A month and a half into the job as of the time I’m writing this column, it is hard for me to square the phantasmagorical misrepresentation of this office with my actual everyday experience. At least half of what I do—what we do together—is about solving problems, removing impediments, and ensuring that faculty, students, and staff are able to realize their most ambitious dreams in an atmosphere that is free of hostility and hate. Sometimes, the concerns are existential—worries about deportation, safety, and visa status proliferate these days—but just as often they are ordinary, the kind of quotidian melodramas everyone encounters navigating a college campus. How do I make this conversation happen? What does this word “diversity” mean? Who is the right partner for me in this new and innovative enterprise?
Most of these concerns aren’t meant to be answered by me alone. Being new, though, means that you don’t always know where your lane begins and ends. And, more specifically, it means that when you don’t know something, you must walk a mile to figure it out,
because you are modeling determined compassion. That person sitting in front of you needs an answer. Here in Horace Mann, it is our responsibility to turn no one away.

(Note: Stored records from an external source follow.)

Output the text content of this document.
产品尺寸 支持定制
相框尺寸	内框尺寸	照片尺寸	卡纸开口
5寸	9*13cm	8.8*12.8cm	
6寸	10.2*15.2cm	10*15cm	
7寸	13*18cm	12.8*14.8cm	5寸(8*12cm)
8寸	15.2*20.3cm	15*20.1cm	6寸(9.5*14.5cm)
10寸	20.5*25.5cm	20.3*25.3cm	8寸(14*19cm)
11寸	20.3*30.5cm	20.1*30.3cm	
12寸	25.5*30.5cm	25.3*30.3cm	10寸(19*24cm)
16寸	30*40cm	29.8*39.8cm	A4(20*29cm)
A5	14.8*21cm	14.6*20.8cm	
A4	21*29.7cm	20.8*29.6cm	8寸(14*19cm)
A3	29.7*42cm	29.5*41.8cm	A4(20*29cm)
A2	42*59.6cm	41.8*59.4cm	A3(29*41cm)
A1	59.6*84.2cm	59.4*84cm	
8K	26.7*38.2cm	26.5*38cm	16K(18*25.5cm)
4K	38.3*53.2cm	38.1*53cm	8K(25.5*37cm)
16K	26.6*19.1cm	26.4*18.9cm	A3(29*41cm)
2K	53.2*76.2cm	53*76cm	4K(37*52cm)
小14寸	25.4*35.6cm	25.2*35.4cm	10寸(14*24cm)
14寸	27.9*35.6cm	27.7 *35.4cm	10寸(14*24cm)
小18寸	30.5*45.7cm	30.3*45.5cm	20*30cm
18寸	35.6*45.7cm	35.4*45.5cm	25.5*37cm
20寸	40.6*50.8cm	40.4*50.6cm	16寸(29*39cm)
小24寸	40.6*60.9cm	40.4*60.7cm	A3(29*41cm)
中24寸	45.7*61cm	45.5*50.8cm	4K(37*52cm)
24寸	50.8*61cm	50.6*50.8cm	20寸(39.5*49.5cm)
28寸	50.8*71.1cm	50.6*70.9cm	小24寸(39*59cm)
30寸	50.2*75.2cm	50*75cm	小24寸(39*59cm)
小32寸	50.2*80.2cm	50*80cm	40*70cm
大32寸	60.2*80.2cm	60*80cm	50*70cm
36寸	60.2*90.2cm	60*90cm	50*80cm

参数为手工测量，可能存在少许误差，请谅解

Sometimes the search for an answer draws you out into the pouring rain. But once you have it, and once you share it, you get to watch relief, or gratitude, or enlightenment wash over the face of a colleague, a student, a staff person. Culture, we know, is a structure of feeling. That structure is built out of relationships, out of conversations, out of the simple provision of answers.
The work doesn’t always end well, of course. Sometimes you get drenched, top to bottom, after merely offering basic help or kindness or sympathy. Sometimes, the tough conversation only gets tougher and tougher. And sometimes you must turn into those headwinds, steel yourself, and furiously defend everything that you and your colleagues represent. What else, I wonder, could be more important?